Years spent groping in this philosophical darkness brought no peace but only multiplied my confusion. And quite frankly, the longer I groped in this darkness, the less sense the humanist worldview made.
As I rode the fluctuating and unstable tide of humanistic morality, I knew deep inside there must be a true right and a true wrong. Without a changeless absolute truth, life was purposeless, chaotic, and ultimately meaningless.
The moral question became one of life or death for me.
Beginning to See
This is where Yeshua found me.
He began to heal my spiritual blindness, but at first I saw neither Him nor His truth clearly. Instead, I saw a distorted version of reality blurred by drab layers of humanistic philosophy. At the Lord’s first touch, I saw enough to know He was there although I saw Him only dimly.

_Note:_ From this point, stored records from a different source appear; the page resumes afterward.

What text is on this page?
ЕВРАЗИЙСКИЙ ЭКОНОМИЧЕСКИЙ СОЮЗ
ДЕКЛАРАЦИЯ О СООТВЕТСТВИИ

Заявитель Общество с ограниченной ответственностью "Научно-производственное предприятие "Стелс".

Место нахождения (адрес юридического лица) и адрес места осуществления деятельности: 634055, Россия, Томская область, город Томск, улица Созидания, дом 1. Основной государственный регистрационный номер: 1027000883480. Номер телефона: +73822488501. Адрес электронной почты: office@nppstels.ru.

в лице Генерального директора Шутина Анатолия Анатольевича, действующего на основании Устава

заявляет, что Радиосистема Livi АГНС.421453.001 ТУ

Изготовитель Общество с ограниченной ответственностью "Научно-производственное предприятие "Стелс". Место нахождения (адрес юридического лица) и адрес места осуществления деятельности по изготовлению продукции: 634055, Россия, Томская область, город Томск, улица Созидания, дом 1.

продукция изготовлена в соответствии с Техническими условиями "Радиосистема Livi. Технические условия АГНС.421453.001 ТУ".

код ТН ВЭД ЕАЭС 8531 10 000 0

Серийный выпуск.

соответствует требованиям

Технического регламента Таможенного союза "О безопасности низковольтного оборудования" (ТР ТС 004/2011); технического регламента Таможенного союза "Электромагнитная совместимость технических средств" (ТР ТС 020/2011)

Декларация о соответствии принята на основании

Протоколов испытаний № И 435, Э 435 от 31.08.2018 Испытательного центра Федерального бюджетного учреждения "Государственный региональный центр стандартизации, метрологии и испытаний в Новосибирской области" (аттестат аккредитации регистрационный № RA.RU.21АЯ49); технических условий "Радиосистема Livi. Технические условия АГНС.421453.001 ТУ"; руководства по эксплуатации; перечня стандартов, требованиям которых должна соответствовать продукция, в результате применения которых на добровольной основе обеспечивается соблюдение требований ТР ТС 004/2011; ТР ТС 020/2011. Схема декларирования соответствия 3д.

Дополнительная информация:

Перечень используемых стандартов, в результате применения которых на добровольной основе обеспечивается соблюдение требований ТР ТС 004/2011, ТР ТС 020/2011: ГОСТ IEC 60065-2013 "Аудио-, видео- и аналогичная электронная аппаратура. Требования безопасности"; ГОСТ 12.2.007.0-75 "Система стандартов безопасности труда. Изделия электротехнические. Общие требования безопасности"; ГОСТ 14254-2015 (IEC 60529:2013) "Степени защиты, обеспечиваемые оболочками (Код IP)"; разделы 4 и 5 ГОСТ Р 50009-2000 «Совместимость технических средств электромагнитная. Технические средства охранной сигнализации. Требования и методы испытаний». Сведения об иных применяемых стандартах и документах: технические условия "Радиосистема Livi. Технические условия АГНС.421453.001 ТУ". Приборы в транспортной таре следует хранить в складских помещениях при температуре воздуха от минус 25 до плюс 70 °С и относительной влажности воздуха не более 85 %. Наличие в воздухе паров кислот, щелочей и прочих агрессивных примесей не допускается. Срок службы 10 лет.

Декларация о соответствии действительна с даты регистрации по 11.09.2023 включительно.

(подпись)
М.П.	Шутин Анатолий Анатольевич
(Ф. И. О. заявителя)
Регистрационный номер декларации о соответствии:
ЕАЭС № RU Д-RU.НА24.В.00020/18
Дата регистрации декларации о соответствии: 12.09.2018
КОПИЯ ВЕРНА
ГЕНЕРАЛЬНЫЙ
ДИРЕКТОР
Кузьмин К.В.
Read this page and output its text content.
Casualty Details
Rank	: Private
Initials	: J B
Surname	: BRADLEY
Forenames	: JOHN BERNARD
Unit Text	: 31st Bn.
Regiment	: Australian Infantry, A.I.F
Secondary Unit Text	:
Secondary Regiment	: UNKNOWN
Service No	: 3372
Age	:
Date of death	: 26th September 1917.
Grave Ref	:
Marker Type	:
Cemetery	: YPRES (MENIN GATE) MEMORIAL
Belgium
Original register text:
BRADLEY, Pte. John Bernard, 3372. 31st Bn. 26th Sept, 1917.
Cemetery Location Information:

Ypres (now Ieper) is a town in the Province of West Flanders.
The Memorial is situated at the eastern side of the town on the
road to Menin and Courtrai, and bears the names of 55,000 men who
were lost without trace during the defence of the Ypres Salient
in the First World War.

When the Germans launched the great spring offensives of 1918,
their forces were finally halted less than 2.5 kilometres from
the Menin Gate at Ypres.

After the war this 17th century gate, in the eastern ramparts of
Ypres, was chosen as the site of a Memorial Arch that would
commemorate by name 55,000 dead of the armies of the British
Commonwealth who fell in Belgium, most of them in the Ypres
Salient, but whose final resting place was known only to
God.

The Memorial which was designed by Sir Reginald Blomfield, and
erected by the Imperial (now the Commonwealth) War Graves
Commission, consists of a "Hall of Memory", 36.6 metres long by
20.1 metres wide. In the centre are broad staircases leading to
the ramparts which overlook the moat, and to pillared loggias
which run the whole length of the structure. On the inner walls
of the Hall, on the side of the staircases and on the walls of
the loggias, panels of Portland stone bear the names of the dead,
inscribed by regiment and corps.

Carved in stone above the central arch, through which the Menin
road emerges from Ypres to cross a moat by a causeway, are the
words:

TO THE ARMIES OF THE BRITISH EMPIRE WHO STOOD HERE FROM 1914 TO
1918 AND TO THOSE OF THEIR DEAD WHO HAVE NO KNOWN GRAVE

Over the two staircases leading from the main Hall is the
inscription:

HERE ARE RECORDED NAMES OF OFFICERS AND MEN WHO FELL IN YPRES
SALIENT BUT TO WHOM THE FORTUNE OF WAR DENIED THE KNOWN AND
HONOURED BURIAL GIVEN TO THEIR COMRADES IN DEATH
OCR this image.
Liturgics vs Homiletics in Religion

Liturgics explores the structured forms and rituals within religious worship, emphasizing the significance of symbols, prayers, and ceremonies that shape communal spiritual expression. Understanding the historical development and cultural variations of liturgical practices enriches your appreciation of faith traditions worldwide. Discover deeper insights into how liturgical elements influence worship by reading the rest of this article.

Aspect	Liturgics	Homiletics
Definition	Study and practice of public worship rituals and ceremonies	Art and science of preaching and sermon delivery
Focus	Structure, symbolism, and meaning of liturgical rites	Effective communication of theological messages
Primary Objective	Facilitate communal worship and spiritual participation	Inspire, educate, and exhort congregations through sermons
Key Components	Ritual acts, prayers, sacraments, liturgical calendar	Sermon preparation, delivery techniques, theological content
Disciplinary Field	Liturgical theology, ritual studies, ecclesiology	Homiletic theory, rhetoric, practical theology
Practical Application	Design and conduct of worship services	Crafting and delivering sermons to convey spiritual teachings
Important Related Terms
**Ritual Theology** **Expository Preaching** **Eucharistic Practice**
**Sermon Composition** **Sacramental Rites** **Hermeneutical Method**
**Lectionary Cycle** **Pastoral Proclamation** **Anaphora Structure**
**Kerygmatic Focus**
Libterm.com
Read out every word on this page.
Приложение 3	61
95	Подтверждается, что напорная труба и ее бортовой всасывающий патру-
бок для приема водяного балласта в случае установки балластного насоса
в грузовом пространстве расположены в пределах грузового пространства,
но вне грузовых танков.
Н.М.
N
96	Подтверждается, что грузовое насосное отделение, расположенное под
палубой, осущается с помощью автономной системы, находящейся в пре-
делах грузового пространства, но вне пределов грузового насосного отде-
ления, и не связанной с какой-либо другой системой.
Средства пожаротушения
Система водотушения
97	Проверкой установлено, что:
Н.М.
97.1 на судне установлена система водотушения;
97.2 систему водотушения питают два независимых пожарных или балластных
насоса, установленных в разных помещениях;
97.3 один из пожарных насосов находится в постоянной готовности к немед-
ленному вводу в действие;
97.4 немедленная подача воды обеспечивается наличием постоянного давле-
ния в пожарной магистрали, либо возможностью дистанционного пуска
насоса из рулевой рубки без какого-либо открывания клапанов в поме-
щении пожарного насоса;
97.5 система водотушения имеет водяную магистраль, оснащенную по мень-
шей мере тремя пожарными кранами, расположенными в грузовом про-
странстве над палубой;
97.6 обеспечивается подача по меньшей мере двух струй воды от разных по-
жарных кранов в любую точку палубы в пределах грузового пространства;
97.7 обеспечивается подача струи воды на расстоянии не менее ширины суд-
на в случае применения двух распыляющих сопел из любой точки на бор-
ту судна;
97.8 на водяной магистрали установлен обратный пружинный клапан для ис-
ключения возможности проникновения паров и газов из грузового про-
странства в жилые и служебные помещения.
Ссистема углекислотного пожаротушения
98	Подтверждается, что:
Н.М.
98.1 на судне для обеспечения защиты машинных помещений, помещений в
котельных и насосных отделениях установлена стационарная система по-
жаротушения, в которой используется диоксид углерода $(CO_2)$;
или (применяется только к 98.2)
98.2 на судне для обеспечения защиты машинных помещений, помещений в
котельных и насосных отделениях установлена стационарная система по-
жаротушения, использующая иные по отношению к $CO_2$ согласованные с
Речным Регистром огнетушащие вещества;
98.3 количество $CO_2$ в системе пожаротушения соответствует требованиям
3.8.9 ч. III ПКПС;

It took several applications of the Word of Truth before I saw clearly. And what I discovered was the world, seen through the crystal-clear truth of the Maker of all things, =made a startling, stark sense.
What About You?
I don’t know where you stand, friend. I don’t know if you see Yeshua through His Word or if you see an obscure shadow of Him; a man like a tree walking around. But I pray He will heal you fully so you may see the beauty of the Light of the World and all He illuminates.